Extensive drug treatment can also lead to the development and spread of antibiotic-resistant strains because the antibiotic destroys normal, susceptible bacteria that would usually compete with drug-resistant pathogens leading to a super infection. This is a significant problem because of the existence of multiple-drug resistant bacteria.

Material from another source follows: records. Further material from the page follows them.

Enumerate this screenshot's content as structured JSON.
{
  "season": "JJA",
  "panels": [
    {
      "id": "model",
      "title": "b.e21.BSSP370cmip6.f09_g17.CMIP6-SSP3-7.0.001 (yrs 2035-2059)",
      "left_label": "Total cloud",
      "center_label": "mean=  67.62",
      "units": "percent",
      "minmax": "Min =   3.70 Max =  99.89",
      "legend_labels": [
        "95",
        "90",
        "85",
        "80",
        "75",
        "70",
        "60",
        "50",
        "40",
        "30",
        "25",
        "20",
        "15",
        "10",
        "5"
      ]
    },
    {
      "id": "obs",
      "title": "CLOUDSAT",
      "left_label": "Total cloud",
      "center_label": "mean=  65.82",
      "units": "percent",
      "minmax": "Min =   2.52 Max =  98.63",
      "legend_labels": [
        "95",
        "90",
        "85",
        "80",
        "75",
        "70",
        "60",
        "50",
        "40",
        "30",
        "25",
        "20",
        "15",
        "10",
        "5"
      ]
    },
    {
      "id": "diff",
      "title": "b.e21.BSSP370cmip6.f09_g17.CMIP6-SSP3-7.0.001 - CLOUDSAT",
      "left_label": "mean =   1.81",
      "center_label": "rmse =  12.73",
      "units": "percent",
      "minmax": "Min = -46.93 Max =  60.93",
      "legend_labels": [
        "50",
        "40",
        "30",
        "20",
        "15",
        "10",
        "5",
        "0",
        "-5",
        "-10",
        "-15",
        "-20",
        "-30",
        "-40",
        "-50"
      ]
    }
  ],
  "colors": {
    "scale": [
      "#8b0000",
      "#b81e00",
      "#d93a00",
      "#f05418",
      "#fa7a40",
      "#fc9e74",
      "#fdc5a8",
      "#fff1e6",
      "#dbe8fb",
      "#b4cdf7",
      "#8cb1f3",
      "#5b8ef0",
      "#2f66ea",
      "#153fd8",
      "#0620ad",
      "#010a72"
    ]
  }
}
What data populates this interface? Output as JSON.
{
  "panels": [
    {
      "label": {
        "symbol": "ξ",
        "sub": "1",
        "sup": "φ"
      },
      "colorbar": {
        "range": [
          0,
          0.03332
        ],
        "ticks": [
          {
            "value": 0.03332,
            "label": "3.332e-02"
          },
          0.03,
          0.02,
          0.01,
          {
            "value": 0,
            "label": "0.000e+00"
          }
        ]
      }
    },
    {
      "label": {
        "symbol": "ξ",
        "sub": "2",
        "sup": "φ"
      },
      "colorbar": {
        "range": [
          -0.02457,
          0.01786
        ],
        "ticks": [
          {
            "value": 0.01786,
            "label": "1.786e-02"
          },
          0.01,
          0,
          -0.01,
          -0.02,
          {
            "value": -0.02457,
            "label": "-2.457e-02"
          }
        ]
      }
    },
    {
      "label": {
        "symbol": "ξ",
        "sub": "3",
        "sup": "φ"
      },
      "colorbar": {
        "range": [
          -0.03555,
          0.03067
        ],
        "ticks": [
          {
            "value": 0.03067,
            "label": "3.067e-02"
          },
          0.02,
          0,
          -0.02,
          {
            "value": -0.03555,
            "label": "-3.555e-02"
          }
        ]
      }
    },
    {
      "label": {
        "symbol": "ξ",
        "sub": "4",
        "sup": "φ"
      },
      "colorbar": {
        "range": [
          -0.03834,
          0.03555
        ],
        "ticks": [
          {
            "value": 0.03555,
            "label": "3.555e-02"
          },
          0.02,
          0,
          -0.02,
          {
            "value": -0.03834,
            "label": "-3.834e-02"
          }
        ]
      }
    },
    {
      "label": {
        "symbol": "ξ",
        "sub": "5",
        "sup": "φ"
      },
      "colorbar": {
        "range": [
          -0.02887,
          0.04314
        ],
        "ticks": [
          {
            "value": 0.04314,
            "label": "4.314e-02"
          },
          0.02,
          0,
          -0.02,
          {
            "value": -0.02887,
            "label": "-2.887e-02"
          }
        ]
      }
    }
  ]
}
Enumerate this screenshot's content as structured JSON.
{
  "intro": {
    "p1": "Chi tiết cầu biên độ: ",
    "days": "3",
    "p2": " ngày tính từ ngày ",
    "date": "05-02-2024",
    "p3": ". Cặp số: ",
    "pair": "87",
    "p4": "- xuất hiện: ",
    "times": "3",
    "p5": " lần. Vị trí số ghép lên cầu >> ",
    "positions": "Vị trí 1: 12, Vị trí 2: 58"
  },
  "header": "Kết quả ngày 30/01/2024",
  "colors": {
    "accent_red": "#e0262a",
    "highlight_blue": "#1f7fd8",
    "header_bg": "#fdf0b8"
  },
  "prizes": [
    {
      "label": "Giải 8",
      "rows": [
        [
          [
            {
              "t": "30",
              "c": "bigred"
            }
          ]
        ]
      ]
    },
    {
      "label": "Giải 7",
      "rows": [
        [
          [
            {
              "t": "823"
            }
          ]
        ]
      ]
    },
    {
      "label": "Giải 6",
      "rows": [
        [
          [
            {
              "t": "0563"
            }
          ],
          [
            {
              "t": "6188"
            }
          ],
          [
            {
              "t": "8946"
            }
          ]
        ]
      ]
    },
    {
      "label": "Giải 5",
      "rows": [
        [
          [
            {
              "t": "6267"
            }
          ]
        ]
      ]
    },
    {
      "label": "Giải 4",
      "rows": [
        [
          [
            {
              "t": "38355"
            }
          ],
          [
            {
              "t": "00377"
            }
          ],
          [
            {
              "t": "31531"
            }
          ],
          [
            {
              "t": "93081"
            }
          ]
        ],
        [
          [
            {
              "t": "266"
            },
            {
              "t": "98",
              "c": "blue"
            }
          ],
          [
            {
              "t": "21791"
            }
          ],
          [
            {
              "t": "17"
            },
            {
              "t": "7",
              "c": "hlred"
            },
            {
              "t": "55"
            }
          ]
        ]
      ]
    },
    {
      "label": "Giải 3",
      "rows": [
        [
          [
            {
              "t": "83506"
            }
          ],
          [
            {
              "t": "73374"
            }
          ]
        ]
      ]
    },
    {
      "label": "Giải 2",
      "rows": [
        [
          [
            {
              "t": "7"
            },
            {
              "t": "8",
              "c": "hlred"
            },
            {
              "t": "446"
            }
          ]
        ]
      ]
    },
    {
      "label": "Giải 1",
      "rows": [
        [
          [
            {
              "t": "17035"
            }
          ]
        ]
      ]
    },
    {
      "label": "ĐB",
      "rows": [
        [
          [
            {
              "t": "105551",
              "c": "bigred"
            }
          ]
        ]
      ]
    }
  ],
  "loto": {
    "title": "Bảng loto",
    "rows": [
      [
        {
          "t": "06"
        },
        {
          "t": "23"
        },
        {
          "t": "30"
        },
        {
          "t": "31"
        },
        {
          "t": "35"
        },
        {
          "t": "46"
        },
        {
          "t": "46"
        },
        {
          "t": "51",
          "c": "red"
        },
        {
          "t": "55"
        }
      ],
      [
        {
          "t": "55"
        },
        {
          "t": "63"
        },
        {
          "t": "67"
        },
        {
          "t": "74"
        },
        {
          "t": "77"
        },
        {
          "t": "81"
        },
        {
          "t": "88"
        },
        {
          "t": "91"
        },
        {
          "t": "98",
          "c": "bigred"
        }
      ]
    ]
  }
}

In order to discourage the emergence of drug resistance, several strategies can be employed like; the drug can be given in a high enough concentration to destroy susceptible bacteria and most spontaneous mutants that might arise during treatment. Two different drugs can be administered sometimes, with a hope that each drug will prevent the emergence of resistance to the other. Finally, broad-spectrum drugs, should be used only when definitely necessary. Another approach is to search for new antibiotics that microorganism have never encountered. Structure based or rational drug design is a third option. Pharmaceutical companies are now looking for drugs to treat diseases like AIDS, cancer and the common cold by using the bioinformatics tools. Sequencing and analysis of pathogen genomes almost certainly will be useful in identifying new targets for antimicrobial drugs. In recent times, bacteriophages are being used to treat many bacterial infections also called Phage therapy. Bandages are saturated with phage solutions, phage mixtures are administered with orally, and phage preparations are given intravenously to treat Staphylococcus infections.